M&C Saatchi created end-of-year certificates for staff’s children, saying thank you for helping their parent work from home this last year. It sent these home alongside a book or toy.
8. Give practical support
Many agencies including Joint, The7stars and MediaCom are helping staff by supplying extra laptops for children that are home-schooling.
Wunderman Thompson has gone one further, by setting up a new IT channel to support its people at home with technical challenges, work related or not.
The new team is helping any employees and their extended families or bubbles with a range of problems, such as accessing children’s homework, connecting to Google Classroom, helping someone’s granny onto Zoom or rebooting Netflix. The agency says the lines of home and work have been blurred for some time now and it doesn’t want IT to be another thing for staff to worry about.
9. Look after parents’ mental health
Agencies are helping parents with their mental health by running sessions for parents such as M&C Saatchi’s boundary-setting workshop, mindfulness workshops and panel discussions, sharing tips on how to juggle working and parenting in a lockdown.

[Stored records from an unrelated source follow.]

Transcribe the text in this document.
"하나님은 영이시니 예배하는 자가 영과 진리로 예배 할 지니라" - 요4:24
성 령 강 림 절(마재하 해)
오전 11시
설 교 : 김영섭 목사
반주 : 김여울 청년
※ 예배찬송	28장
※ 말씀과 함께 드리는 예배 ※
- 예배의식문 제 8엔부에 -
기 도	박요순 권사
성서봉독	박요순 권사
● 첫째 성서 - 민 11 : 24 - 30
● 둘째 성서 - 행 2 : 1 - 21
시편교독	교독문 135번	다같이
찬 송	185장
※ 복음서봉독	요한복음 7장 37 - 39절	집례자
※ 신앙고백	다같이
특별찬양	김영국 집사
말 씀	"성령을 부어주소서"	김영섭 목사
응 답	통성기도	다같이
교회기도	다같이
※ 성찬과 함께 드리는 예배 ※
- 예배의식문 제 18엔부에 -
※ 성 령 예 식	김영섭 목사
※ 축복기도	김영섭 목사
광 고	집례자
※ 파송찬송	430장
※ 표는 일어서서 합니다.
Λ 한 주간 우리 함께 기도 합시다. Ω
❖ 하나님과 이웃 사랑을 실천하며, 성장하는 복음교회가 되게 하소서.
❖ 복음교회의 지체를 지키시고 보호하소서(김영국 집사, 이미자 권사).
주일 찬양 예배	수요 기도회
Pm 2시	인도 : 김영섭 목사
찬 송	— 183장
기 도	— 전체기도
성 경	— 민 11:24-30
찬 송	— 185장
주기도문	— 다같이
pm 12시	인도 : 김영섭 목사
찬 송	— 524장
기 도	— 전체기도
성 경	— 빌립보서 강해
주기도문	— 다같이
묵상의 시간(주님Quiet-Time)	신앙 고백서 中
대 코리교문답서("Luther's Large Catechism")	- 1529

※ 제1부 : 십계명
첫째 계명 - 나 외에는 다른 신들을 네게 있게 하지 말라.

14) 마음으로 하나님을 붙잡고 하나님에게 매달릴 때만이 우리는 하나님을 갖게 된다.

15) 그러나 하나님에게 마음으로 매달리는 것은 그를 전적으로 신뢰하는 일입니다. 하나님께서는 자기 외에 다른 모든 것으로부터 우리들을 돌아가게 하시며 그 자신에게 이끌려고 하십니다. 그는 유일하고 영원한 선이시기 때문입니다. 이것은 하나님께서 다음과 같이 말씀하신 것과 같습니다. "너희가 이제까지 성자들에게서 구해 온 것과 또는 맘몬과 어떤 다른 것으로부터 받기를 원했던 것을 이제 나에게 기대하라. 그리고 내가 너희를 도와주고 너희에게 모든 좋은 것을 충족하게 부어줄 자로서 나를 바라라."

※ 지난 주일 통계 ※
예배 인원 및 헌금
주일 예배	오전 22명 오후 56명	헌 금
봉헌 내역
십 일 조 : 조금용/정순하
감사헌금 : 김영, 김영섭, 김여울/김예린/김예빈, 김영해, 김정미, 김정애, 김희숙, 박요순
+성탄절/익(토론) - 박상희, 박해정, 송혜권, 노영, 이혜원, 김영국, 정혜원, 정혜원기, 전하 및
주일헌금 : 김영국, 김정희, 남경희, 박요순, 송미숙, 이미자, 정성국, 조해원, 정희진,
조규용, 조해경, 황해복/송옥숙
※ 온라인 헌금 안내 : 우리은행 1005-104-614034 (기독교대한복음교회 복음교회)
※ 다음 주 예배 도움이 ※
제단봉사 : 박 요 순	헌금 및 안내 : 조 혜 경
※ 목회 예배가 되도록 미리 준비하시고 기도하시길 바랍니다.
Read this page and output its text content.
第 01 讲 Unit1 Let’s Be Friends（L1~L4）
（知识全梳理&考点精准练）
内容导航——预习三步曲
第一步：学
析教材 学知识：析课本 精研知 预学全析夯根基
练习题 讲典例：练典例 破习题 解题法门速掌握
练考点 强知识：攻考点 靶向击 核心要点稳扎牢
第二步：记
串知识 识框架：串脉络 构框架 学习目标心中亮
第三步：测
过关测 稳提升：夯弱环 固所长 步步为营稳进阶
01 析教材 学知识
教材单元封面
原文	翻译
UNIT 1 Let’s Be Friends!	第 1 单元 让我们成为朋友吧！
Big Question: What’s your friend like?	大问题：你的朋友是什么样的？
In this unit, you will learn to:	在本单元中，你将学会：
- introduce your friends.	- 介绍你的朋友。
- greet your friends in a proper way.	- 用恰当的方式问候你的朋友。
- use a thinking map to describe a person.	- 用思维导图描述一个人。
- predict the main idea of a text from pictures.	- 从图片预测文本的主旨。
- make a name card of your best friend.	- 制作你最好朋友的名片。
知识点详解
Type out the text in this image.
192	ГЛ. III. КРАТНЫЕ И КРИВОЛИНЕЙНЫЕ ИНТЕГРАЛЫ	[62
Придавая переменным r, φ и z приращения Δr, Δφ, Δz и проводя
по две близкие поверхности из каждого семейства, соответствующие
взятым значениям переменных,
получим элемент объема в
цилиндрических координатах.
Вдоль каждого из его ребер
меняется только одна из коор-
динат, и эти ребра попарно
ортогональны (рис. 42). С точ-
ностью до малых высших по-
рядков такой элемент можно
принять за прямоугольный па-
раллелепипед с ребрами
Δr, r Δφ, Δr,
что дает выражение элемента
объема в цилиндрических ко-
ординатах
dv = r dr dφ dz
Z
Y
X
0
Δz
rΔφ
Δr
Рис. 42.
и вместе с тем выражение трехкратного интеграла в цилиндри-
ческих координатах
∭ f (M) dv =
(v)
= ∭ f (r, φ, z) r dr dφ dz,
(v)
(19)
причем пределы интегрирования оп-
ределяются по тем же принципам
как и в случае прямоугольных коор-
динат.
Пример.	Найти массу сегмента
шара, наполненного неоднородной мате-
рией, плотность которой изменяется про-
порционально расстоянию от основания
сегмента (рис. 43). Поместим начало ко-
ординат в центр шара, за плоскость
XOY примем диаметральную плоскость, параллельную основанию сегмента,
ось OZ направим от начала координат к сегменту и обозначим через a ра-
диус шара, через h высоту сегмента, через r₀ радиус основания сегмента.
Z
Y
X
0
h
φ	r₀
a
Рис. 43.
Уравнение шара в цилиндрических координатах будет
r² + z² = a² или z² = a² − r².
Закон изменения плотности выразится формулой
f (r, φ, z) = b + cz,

Agencies also need to look out for any changes in an employee’s behaviour. It’s harder to see the warning signs that someone is struggling, because it is harder to read people with remote working. Make sure you pay attention. Kindness is more important than ever.
10. Reassure staff that it is ok
Trying to home-school children at the same time as working is an impossible situation. Everyone is doing their best. It sounds like a small thing, but openly explaining that you are aware of the hardship people are going through helps reassure staff that they are understood.
After Havas' Marks went into a “blind panic” when she found out the schools were shutting, she emailed her staff to say: “Do what you need to do, your kids come first.”
There was palpable relief in the messages she received in response. “Everyone always tries their best but sometimes people just need the nod to say it's OK,” she says.